US Secretary of State Mike Pompeo revived a spat with the Vatican Wednesday during a visit to Rome, a month ahead of the US elections and hot on the heels of a diplomatic breach that experts see as an effort to win conservative Catholic votes.
Pompeo is not meeting Pope Francis because the pontiff avoids such audiences in campaign periods, a Vatican source said.
Analysts say the pope has been angered by Pompeo’s public calls for a historic Vatican-China accord to be scrapped.
Instead, Pompeo spoke at a symposium organized by the Holy See’s US embassy, where he renewed an appeal for the Vatican to take a stand against China, pushing a religious freedom theme used in Donald Trump’s re-election campaign.

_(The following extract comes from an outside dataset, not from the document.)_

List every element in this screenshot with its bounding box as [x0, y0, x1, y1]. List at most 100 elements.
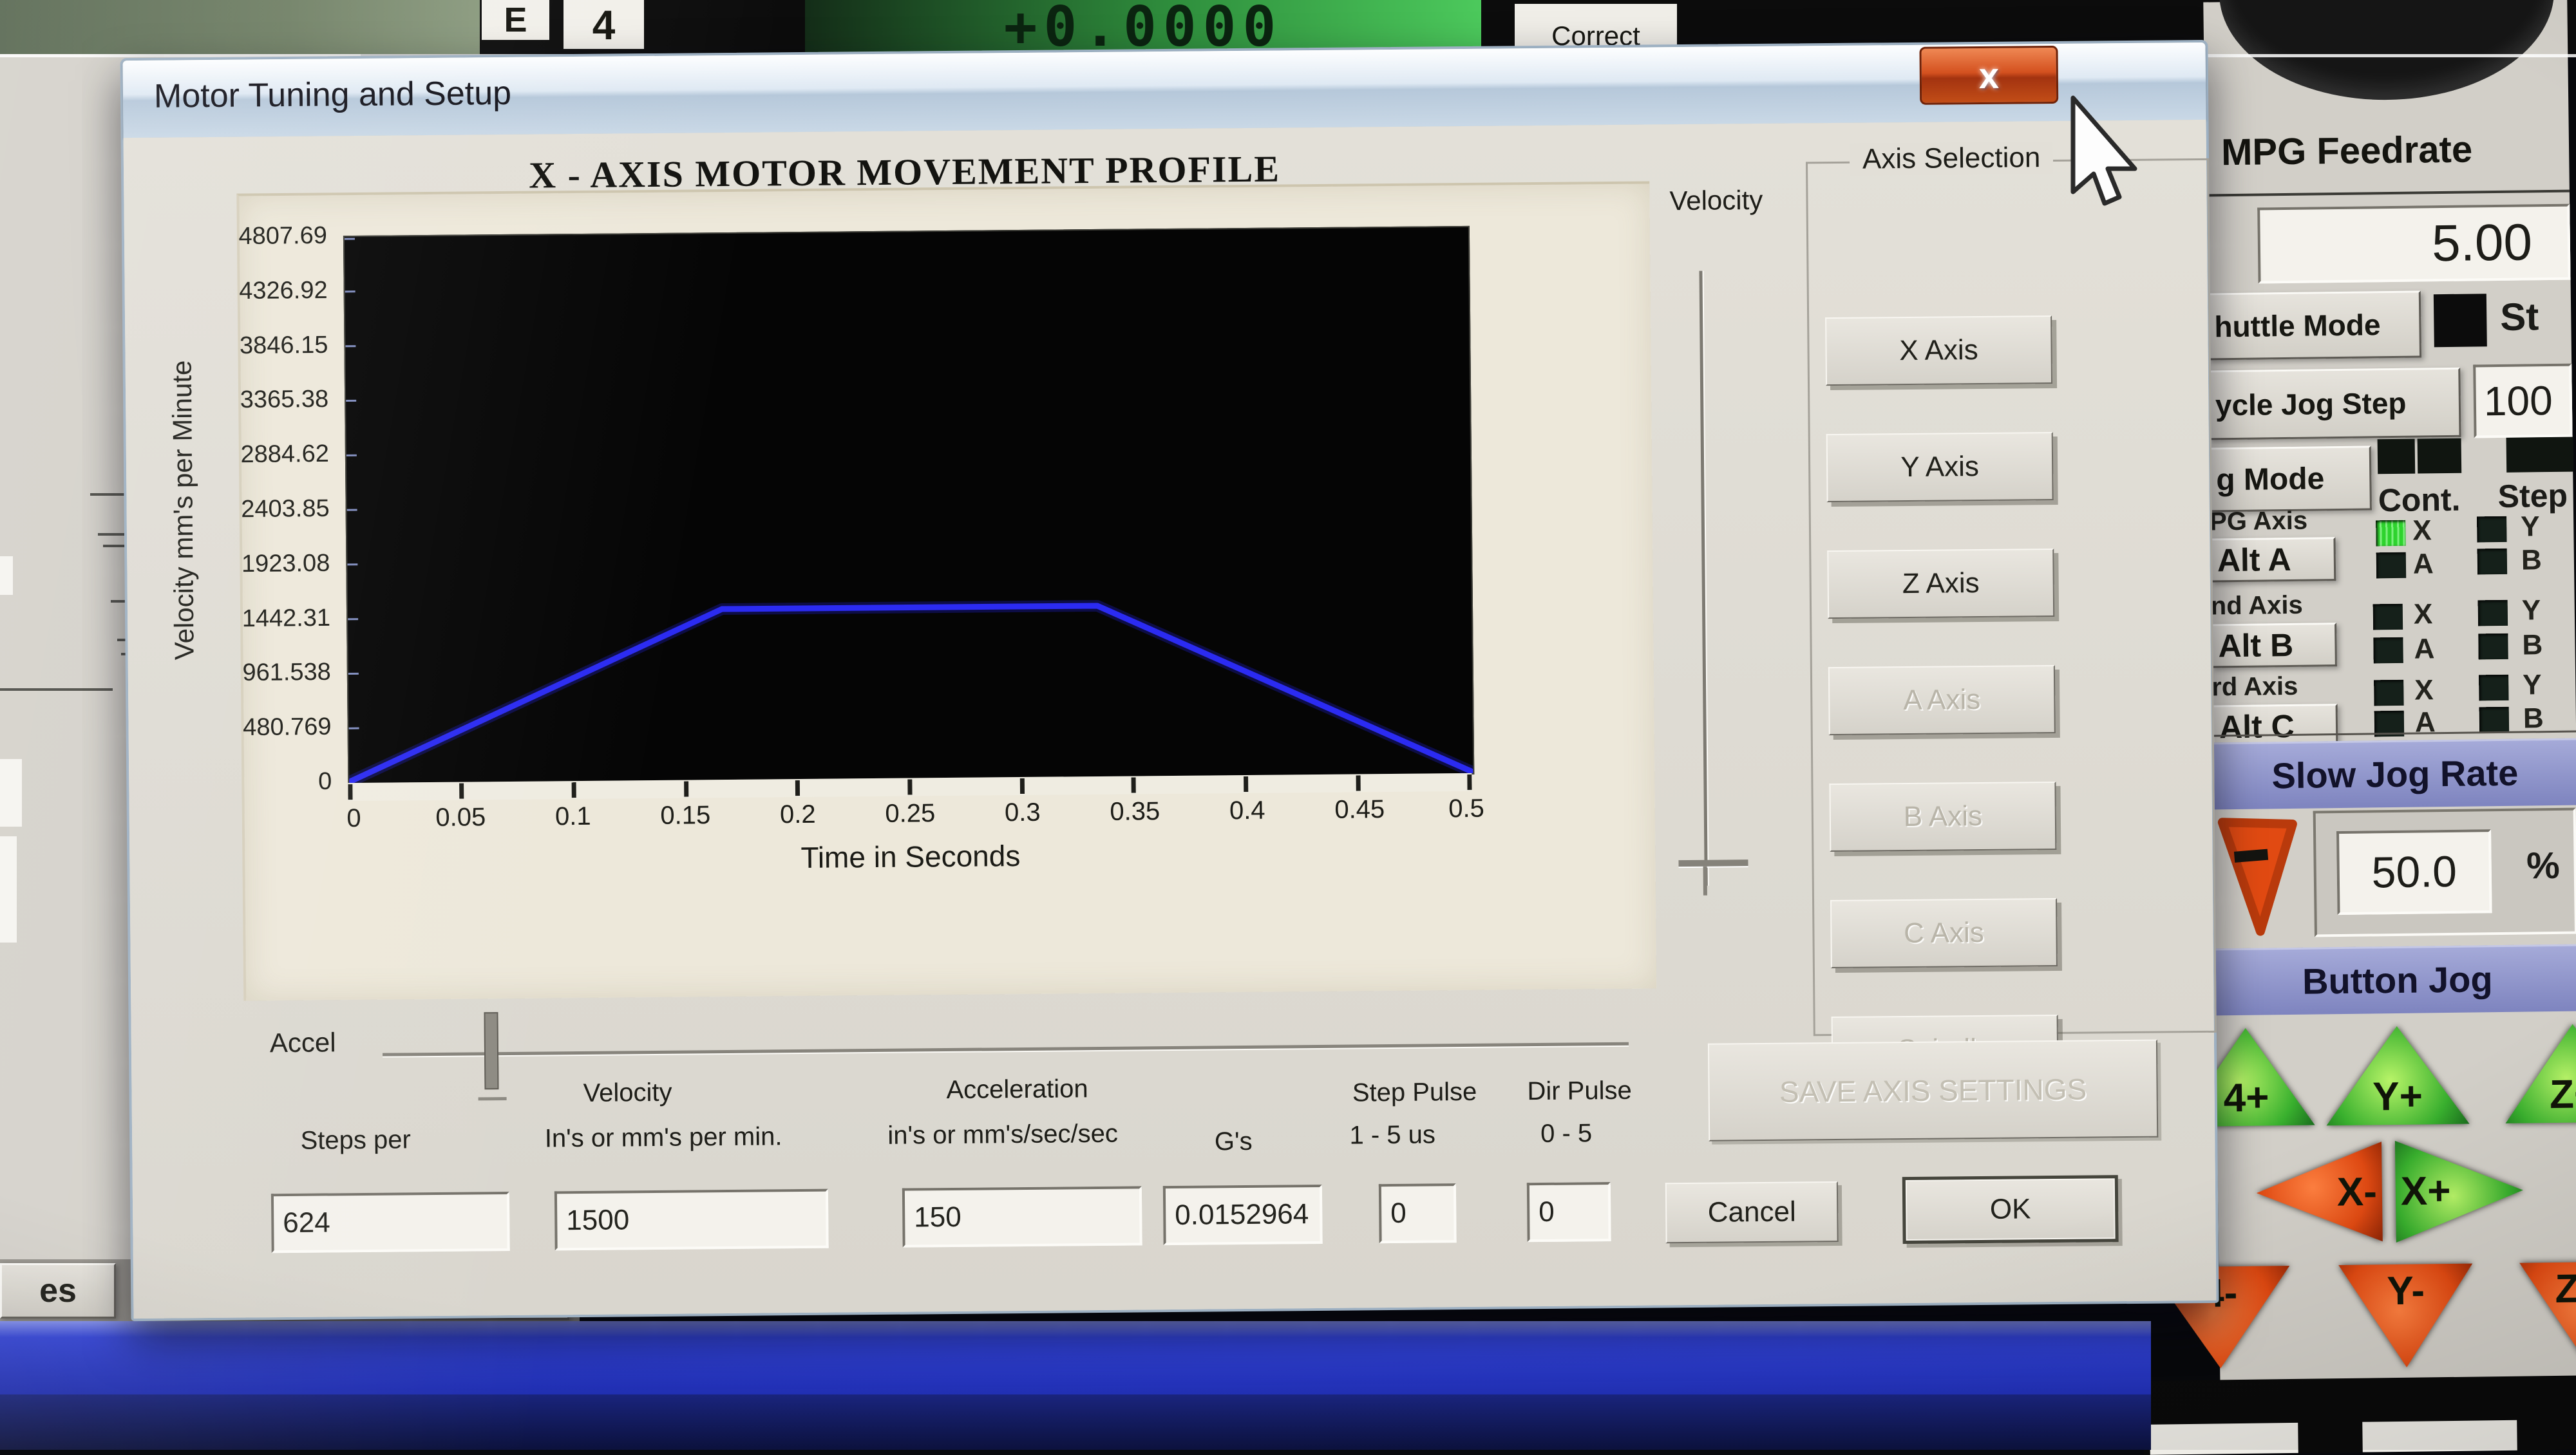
velocity-slider-thumb[interactable] [1678, 859, 1748, 867]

“Nowhere is religious freedom under assault more than in China,” said Pompeo, an evangelical Christian.
“I call on every faith leader to find the courage to confront religious persecution,” he said, insisting that for the Catholic Church “earthly considerations shouldn’t discourage principled stances”.
Pompeo had gone on the offensive earlier this month, calling a Sino-Vatican 2018 agreement on appointing bishops, which is up for renewal, a risk to the church’s “moral authority” given Beijing’s human rights record.
Francis has been working hard to repair ties with China and the Vatican has not appreciated Pompeo’s public interference.